Four paramedics and three uniformed policemen were moving around the polar bear room. One cop released Jude, who came immediately to my side. I was embarrassed by the way I smelled but grateful to be alive and comparatively unharmed.
“What happened?” Jude asked. His countenance was serious and very masculine. Usually Jude was shy and withdrawn, sometimes petulant, but at that moment he was protective and even a little aggressive.
“Some dude,” I said. “He grabbed me from behind and started whalin’ on me. I couldn’t really see his face.”
“Did you hear him saying anything?” Jude asked. “Did you know his voice?”
“No.”
“Move aside,” Perry Mendelson said to my dead husband’s friend.
Jude looked up in anger and defiance. Even in my fractured state of mind I was surprised by his strength and courage in the face of the police.
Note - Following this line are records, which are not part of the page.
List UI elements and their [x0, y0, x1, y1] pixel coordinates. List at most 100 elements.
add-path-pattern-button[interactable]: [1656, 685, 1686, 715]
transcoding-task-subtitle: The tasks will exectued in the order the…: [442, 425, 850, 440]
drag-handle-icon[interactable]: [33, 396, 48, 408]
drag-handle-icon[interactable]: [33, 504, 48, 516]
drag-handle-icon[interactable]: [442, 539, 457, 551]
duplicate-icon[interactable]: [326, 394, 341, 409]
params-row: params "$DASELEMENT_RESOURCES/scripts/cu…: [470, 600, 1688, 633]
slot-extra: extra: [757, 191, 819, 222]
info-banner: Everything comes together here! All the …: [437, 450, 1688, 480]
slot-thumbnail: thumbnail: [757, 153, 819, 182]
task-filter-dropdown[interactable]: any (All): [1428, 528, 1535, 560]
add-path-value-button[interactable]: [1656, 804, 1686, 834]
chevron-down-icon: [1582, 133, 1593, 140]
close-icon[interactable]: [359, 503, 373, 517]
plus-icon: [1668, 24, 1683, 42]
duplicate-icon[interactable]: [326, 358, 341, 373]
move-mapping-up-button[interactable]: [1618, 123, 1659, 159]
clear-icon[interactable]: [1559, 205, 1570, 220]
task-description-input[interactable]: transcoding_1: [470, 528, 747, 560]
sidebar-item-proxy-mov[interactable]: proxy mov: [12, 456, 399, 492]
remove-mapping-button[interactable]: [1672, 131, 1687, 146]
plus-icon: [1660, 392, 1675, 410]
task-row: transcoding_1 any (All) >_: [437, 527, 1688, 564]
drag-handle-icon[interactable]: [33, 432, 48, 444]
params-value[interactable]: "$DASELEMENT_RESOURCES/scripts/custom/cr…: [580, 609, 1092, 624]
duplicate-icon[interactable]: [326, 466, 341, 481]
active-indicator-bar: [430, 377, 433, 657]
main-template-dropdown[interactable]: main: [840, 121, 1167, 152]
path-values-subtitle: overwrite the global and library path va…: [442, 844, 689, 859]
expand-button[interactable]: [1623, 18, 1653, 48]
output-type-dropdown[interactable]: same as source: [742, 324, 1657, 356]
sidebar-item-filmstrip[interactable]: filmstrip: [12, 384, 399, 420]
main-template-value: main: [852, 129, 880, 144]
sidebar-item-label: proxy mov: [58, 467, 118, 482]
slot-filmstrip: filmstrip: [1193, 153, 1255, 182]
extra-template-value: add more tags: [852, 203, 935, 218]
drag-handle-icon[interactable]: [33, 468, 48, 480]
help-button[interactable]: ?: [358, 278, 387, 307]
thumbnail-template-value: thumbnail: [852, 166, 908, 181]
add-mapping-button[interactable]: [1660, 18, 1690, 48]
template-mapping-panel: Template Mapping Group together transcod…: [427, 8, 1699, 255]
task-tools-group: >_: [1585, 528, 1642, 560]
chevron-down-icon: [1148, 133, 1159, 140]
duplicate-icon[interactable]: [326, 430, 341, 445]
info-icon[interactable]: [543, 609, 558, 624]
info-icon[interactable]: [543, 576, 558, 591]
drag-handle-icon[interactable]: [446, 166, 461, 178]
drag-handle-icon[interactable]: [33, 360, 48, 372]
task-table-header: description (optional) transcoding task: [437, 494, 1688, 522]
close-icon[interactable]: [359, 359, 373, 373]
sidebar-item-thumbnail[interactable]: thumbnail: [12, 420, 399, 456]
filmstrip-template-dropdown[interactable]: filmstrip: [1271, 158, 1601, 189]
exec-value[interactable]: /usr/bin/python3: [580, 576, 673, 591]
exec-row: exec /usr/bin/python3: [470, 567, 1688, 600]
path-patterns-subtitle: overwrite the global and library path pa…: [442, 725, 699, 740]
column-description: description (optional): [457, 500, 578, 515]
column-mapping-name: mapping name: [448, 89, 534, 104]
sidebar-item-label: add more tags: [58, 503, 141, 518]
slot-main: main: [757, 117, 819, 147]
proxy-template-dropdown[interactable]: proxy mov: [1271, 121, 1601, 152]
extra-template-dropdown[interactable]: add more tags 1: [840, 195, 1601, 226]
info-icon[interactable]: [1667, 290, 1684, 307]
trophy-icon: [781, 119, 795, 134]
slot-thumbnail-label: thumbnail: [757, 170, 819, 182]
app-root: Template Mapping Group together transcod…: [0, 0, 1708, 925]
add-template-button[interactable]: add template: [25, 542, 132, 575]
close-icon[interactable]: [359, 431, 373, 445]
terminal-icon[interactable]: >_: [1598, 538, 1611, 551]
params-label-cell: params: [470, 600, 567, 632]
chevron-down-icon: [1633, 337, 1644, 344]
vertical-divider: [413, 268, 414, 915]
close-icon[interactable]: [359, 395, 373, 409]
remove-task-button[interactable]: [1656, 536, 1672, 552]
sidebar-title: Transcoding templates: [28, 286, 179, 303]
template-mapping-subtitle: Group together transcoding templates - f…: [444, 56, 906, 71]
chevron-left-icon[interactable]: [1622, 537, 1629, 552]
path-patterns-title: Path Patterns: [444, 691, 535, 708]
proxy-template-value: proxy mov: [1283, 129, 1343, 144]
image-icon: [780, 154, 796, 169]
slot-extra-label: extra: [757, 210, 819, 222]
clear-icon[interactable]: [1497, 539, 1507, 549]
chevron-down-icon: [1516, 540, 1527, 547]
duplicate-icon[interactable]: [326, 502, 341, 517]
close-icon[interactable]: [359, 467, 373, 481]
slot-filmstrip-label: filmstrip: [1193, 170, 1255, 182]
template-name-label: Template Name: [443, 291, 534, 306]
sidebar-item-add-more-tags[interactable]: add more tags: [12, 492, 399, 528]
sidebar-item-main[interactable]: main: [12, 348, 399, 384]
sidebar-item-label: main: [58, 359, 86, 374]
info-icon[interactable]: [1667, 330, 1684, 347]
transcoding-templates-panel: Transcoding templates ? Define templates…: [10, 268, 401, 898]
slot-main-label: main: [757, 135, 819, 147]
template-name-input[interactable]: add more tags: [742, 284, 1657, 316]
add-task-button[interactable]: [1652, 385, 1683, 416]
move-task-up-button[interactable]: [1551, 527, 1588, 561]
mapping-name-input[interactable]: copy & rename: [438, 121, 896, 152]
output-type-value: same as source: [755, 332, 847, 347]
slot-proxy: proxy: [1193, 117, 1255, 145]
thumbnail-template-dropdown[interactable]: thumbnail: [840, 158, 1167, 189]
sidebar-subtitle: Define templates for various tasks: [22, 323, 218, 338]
Finally, after a full five-second stare-down, Jude rose and moved to a sheepskin chair across from the couch.
“Same question, Mrs. Pinkney,” Perry said. “Did you recognize anything about your attacker?”
I pretended to think before shaking my head.
“No.”
“How about that Richard Ness?”
“He wasn’t that big.”
“Can you tell us anything at all?”
“What happened?” I asked. “How did you get here?”
“Your neighbor, Miss Alison, called nine-one-one after hearing a scream. When we got here we found Mr. Lyon kneeling over you. He told us that he’d come up and found you on the ground, that he’d already called for help, but we thought that he might have been your attacker.”
“I came over to visit, Deb,” Jude said, once again in the guise of his mild demeanor. “I was just worried that you might be sad.”
“We’d like to take you to the hospital,” a paramedic said. “It would be best if a doctor took a look at you, maybe take some X-rays.”
“I have my own doctor,” I told the sandy-haired, blue-eyed young man.
“I don’t know,” he said, doubting my decision.
“I’ll make sure she gets there,” Jude told him.
“I’ll need to know where you are,” Perry said.
The conversation felt unwieldy, like a juggling act with one too many balls in the air.
“Okay,” I said.
“You’ll have to sign a release if we don’t take you to the hospital,” the paramedic said.